Is bicycling on the sidewalk legal?

The answer is maybe, depending on where you are. Traffic laws for bicycles in California are uniform, meaning they are the same in every city, with the exception of bike registration requirements and sidewalk cycling restrictions. This means that individual cities can decide whether or not biking on the sidewalk is allowed, in which parts of the city, and for whom. So, how does a bicyclist know what law applies to them in the city that they are traveling through at any given moment? In many cases it is not possible to know, so the best thing to do to ensure that you are riding legally is just avoid biking on the sidewalk altogether, and remain in the street instead.

Here is a list of all the cities in the East Bay, South Bay, and Peninsula, and the sidewalk cycling laws for each community. Keep in mind that although children are allowed to ride on the sidewalk in some cities this does not mean that they are required to do so. Also note that if a jurisdiction does not specifically regulate sidewalk cycling via their local code then it is permitted everywhere (the “No Data” column below):

If a sidewalk is designated as a “bike path” by a city then it is legal to bike on, although the same risks associated with sidewalk cycling may still apply.

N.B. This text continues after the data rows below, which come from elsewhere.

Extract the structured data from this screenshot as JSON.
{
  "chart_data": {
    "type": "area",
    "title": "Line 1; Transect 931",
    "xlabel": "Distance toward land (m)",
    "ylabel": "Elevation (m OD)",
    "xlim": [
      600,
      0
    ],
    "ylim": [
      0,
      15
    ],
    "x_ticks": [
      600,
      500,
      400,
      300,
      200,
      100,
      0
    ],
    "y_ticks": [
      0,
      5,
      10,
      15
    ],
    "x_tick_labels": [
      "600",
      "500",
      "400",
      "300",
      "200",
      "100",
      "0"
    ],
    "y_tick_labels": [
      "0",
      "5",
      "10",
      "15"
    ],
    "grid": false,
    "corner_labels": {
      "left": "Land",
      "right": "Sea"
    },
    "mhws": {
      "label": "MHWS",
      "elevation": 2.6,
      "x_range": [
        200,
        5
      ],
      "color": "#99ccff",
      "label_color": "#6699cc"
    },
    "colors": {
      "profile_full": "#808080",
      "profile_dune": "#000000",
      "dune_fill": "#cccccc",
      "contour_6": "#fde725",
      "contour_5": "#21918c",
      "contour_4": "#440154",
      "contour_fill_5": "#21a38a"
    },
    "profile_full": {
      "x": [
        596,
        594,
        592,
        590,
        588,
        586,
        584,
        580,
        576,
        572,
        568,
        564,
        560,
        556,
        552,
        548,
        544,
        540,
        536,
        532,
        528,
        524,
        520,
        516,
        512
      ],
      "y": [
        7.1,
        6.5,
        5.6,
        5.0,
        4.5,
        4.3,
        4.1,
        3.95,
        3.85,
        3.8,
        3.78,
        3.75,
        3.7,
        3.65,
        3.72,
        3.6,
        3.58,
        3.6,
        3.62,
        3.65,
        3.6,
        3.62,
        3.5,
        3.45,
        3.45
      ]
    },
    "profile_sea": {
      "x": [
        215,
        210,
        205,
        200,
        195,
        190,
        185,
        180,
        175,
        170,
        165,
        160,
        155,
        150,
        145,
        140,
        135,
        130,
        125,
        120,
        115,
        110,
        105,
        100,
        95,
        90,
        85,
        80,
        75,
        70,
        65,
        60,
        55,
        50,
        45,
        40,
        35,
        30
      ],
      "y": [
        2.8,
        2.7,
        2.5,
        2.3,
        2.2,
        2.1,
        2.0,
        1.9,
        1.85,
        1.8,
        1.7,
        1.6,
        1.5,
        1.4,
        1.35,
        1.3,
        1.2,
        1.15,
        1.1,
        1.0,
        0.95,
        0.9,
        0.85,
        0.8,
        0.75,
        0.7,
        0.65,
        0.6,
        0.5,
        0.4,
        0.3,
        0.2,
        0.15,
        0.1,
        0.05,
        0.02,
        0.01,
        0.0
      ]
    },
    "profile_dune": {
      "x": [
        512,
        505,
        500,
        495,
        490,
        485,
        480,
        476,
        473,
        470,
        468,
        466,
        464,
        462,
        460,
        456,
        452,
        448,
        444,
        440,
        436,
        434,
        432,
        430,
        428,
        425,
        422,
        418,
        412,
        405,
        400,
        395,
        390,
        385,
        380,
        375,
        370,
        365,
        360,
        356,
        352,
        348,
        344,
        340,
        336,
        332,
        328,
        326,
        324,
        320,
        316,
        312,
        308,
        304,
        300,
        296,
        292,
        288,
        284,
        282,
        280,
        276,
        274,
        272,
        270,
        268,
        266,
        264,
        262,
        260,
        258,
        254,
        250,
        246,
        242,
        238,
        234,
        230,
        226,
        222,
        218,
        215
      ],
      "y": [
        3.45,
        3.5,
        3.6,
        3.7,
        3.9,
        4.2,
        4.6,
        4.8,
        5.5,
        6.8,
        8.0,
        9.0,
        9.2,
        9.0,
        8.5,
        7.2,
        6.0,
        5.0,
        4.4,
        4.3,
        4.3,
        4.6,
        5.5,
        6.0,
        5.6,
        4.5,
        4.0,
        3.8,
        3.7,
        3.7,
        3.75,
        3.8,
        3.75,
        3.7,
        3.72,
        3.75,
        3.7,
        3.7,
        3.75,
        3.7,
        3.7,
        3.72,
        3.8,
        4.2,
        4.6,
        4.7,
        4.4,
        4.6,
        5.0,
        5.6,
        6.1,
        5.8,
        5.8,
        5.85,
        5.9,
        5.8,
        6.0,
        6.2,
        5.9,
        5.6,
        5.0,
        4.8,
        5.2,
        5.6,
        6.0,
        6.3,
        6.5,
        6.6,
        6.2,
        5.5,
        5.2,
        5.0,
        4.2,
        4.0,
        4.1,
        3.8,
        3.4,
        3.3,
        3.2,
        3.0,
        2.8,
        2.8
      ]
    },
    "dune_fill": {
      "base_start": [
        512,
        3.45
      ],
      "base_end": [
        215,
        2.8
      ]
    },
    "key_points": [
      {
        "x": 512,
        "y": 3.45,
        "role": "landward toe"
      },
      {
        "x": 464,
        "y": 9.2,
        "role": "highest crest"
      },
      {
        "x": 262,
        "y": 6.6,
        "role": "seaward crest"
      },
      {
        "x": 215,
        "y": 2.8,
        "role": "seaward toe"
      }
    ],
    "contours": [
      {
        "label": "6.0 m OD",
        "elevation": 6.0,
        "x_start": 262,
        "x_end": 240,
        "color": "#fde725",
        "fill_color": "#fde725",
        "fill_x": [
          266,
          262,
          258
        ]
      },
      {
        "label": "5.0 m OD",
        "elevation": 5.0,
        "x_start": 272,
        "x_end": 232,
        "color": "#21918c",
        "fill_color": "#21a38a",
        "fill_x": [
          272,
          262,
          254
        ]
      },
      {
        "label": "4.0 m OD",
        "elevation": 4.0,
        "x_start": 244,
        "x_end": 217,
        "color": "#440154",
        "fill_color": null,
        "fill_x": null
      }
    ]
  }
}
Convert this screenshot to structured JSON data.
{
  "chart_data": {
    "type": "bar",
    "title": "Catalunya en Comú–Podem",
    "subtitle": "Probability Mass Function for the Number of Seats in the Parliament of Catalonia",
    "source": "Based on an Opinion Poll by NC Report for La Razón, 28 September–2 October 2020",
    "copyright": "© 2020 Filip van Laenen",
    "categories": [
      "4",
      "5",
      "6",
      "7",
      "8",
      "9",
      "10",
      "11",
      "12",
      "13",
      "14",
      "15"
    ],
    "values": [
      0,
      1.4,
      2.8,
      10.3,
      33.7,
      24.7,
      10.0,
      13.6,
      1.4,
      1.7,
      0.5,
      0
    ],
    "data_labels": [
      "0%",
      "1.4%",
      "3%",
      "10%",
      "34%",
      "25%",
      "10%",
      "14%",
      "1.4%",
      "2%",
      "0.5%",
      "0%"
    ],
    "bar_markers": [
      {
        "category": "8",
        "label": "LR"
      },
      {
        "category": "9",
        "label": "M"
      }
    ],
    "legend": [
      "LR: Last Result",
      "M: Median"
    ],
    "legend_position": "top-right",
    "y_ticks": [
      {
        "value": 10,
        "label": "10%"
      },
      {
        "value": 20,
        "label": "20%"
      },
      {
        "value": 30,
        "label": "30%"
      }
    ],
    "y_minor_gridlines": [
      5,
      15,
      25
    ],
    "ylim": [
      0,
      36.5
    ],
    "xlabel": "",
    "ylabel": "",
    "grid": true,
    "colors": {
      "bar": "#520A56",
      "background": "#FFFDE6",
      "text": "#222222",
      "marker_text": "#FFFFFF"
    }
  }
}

Is bicycling on the sidewalk safe?

Sidewalks are designed to be used by people on foot, and are not expected to accommodate people traveling a bicycle speeds. The narrow width leaves little room to maneuver, and the number of concrete seams creates an uneven surface which may cause a crash. Also, drivers pulling out of driveways and side streets will not be expecting traffic moving the speed of a bicycle on the sidewalk and might not see or avoid you, even if you have the right of way.

If you do not feel comfortable riding your bicycle in the street on a specific stretch of roadway, try dismounting and walking your bike on the sidewalk until you reach a location where you can ride in the street again. However, if you do bike on the sidewalk for any reason, consider the following:

  • Ride in the direction of traffic, not against it (cross the street to the opposite sidewalk if necessary)
  • Keep your speed below 10 mph, as close to a walking pace as possible
  • Yield to any pedestrians on the sidewalk, and when passing call out and use extreme caution
  • Keep your distance from doorways or side paths, and always look for and yield to cars pulling out of driveways and side streets

Is bicycling in a crosswalk legal?

Again the answer is maybe. The California vehicle code defines sidewalks and crosswalks separately, which implies that for biking in a crosswalk to be illegal a city’s municipal code must specifically ban it, in addition to sidewalk cycling. However, a police officer or a judge may choose to interpret this legal grey area differently, so use your best judgement and when in doubt just walk your bike.

In any situation, a crosswalk connecting to a bicycle path is legal for bicyclists to ride in (per vehicle code section 21650g, and section 213.6), although standard right of way rules still apply.